Долгое время вымышленная ситуация совершенно расходилась с правдой, но однажды Ларисе надоело в надрыве доказывать свою правоту мужу – шлендра так шлендра! Оказалось, что вокруг, если приглядеться, полно достойных мужчин, и вполне обоснованную зависть вызывала участь ее подруг, имеющих экономически продвинутых супругов, а вместе с ними причитающееся современной изысканной женщине оформление: особняки, поездки, тусовки, драгоценности, шмотки. Лариса стала все чаще задерживаться в гостях. А куда торопиться? Андрей же все время проводил на работе, домой зачастую приходил злой, от него пахло спиртным. Потом он и вовсе переселился к своей прежней любовнице Альбине.

Выслушав наставления подруг, Андрея недолюбливавших, Лариса вздохнула с облегчением и полностью отдалась едва завязавшемуся роману. Ее избранник Олег Крушинский был преуспевающим художником, выставлялся в галереях Европы и Америки. Он имел именитых любовниц, скандальные связи, полную экипировку преуспевающего плейбоя – особняк, автомобили, экзотические поездки, впечатляющие гонорары.

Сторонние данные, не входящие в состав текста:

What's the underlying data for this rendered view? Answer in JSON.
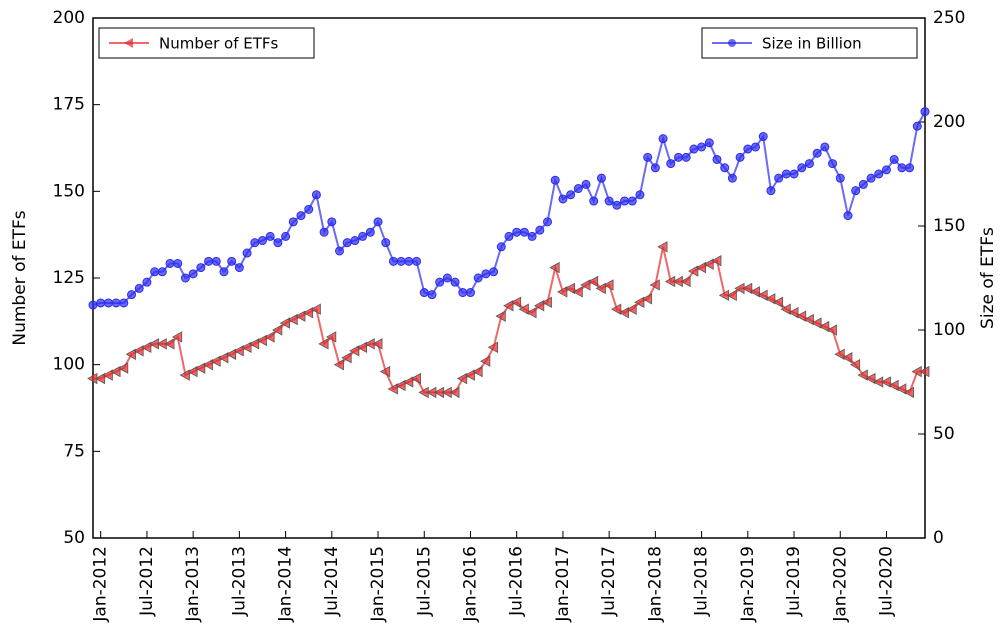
{
  "chart_data": {
    "type": "line",
    "x": [
      "2011-12",
      "2012-01",
      "2012-02",
      "2012-03",
      "2012-04",
      "2012-05",
      "2012-06",
      "2012-07",
      "2012-08",
      "2012-09",
      "2012-10",
      "2012-11",
      "2012-12",
      "2013-01",
      "2013-02",
      "2013-03",
      "2013-04",
      "2013-05",
      "2013-06",
      "2013-07",
      "2013-08",
      "2013-09",
      "2013-10",
      "2013-11",
      "2013-12",
      "2014-01",
      "2014-02",
      "2014-03",
      "2014-04",
      "2014-05",
      "2014-06",
      "2014-07",
      "2014-08",
      "2014-09",
      "2014-10",
      "2014-11",
      "2014-12",
      "2015-01",
      "2015-02",
      "2015-03",
      "2015-04",
      "2015-05",
      "2015-06",
      "2015-07",
      "2015-08",
      "2015-09",
      "2015-10",
      "2015-11",
      "2015-12",
      "2016-01",
      "2016-02",
      "2016-03",
      "2016-04",
      "2016-05",
      "2016-06",
      "2016-07",
      "2016-08",
      "2016-09",
      "2016-10",
      "2016-11",
      "2016-12",
      "2017-01",
      "2017-02",
      "2017-03",
      "2017-04",
      "2017-05",
      "2017-06",
      "2017-07",
      "2017-08",
      "2017-09",
      "2017-10",
      "2017-11",
      "2017-12",
      "2018-01",
      "2018-02",
      "2018-03",
      "2018-04",
      "2018-05",
      "2018-06",
      "2018-07",
      "2018-08",
      "2018-09",
      "2018-10",
      "2018-11",
      "2018-12",
      "2019-01",
      "2019-02",
      "2019-03",
      "2019-04",
      "2019-05",
      "2019-06",
      "2019-07",
      "2019-08",
      "2019-09",
      "2019-10",
      "2019-11",
      "2019-12",
      "2020-01",
      "2020-02",
      "2020-03",
      "2020-04",
      "2020-05",
      "2020-06",
      "2020-07",
      "2020-08",
      "2020-09",
      "2020-10",
      "2020-11",
      "2020-12"
    ],
    "xlim": [
      "2011-12",
      "2020-12"
    ],
    "xticks": [
      {
        "value": "2012-01",
        "label": "Jan-2012"
      },
      {
        "value": "2012-07",
        "label": "Jul-2012"
      },
      {
        "value": "2013-01",
        "label": "Jan-2013"
      },
      {
        "value": "2013-07",
        "label": "Jul-2013"
      },
      {
        "value": "2014-01",
        "label": "Jan-2014"
      },
      {
        "value": "2014-07",
        "label": "Jul-2014"
      },
      {
        "value": "2015-01",
        "label": "Jan-2015"
      },
      {
        "value": "2015-07",
        "label": "Jul-2015"
      },
      {
        "value": "2016-01",
        "label": "Jan-2016"
      },
      {
        "value": "2016-07",
        "label": "Jul-2016"
      },
      {
        "value": "2017-01",
        "label": "Jan-2017"
      },
      {
        "value": "2017-07",
        "label": "Jul-2017"
      },
      {
        "value": "2018-01",
        "label": "Jan-2018"
      },
      {
        "value": "2018-07",
        "label": "Jul-2018"
      },
      {
        "value": "2019-01",
        "label": "Jan-2019"
      },
      {
        "value": "2019-07",
        "label": "Jul-2019"
      },
      {
        "value": "2020-01",
        "label": "Jan-2020"
      },
      {
        "value": "2020-07",
        "label": "Jul-2020"
      }
    ],
    "y_label": "Number of ETFs",
    "y2_label": "Size of ETFs",
    "ylim": [
      50,
      200
    ],
    "yticks": [
      50,
      75,
      100,
      125,
      150,
      175,
      200
    ],
    "y2lim": [
      0,
      250
    ],
    "y2ticks": [
      0,
      50,
      100,
      150,
      200,
      250
    ],
    "series": [
      {
        "name": "Number of ETFs",
        "color": "#e8262a",
        "marker": "triangle-left",
        "legend_loc": "upper left",
        "values": [
          96,
          96,
          97,
          98,
          99,
          103,
          104,
          105,
          106,
          106,
          106,
          108,
          97,
          98,
          99,
          100,
          101,
          102,
          103,
          104,
          105,
          106,
          107,
          108,
          110,
          112,
          113,
          114,
          115,
          116,
          106,
          108,
          100,
          102,
          104,
          105,
          106,
          106,
          98,
          93,
          94,
          95,
          96,
          92,
          92,
          92,
          92,
          92,
          96,
          97,
          98,
          101,
          105,
          114,
          117,
          118,
          116,
          115,
          117,
          118,
          128,
          121,
          122,
          121,
          123,
          124,
          122,
          123,
          116,
          115,
          116,
          118,
          119,
          123,
          134,
          124,
          124,
          124,
          127,
          128,
          129,
          130,
          120,
          120,
          122,
          122,
          121,
          120,
          119,
          118,
          116,
          115,
          114,
          113,
          112,
          111,
          110,
          103,
          102,
          100,
          97,
          96,
          95,
          95,
          94,
          93,
          92,
          98,
          98
        ]
      },
      {
        "name": "Size in Billion",
        "color": "#2b2bef",
        "marker": "circle",
        "legend_loc": "upper right",
        "axis": "y2",
        "values": [
          112,
          113,
          113,
          113,
          113,
          117,
          120,
          123,
          128,
          128,
          132,
          132,
          125,
          127,
          130,
          133,
          133,
          128,
          133,
          130,
          137,
          142,
          143,
          145,
          142,
          145,
          152,
          155,
          158,
          165,
          147,
          152,
          138,
          142,
          143,
          145,
          147,
          152,
          142,
          133,
          133,
          133,
          133,
          118,
          117,
          123,
          125,
          123,
          118,
          118,
          125,
          127,
          128,
          140,
          145,
          147,
          147,
          145,
          148,
          152,
          172,
          163,
          165,
          168,
          170,
          162,
          173,
          162,
          160,
          162,
          162,
          165,
          183,
          178,
          192,
          180,
          183,
          183,
          187,
          188,
          190,
          182,
          178,
          173,
          183,
          187,
          188,
          193,
          167,
          173,
          175,
          175,
          178,
          180,
          185,
          188,
          180,
          173,
          155,
          167,
          170,
          173,
          175,
          177,
          182,
          178,
          178,
          198,
          205
        ]
      }
    ]
  }
}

Однажды он привез особо истомившуюся по мужской ласке Лариску в свой обставленный по последнему взлету дизайнерской мысли особняк и пал к ее ногам.

– Красивых женщин много. Умных тоже. Красивых и умных – завались. Ты – единственная и неповторимая. В бессонные ночи я написал пять твоих портретов!

Шедевры тут же были представлены ошеломленной избраннице гения. Изображенные на них существа могли быть кем угодно, но Лариса узнала себя – свою ломкую нежность и беззащитность, свою пронзительную жажду жизни, свой тихий свет, видимый лишь натурам утонченным и понимающим. Олег оказался одним из совсем немногих, умеющих ловить таинственные отсветы мироздания в предметах обыденных и запечатлевать их в текучих, неподвластных логике формах. Казалось, родственные души нашли друг друга, слились, чтобы никогда не разъединяться. Но их история, в которой были и травы Прованса, и замки Луары, и холмы Флоренции – все же завершилась. Причем, не лучшим образом – приехав как-то к Олегу без предварительной договоренности, Лариса попросту застала его с другой.

– Знакомься, это Даша, – представил Олег голое плечо и взлохмаченную голову лежащей рядом девчонки. – Я написал пять ее портретов. Хочешь взглянуть? – любезно предложил он, не поднимаясь с широкого ложа.

Лариса заперлась дома и стала стремительно опускаться -не причесанная, в застиранном махровом халатике она часами сидела на кухне, слушая радио «Маяк». Телевизора она избегала – боялась увидеть приятные сообщения о художнике Олеге Крушинском. Сидела голодная, забыв про питательные кремы и маски, про живущего на даче с бабушкой четырнадцатилетнего балбеса Вадьку. Однажды в раскрытое окно влетела музыка – нежно страдающая мелодия «Шербурских зонтиков». Пронзило так, что пришлось брать у соседки сердечные капли. Стало ясно: есть Андрей и никто, совершенно никто больше не нужен! А то, что было, – было испытанием, его надо замолить и забыть. Она позвонила Панкратову, и он примчался. Супруги обнялись и долго стояли посреди кухни, боясь разомкнуть объятия и потерять то самое главное, что наконец-то сумели понять.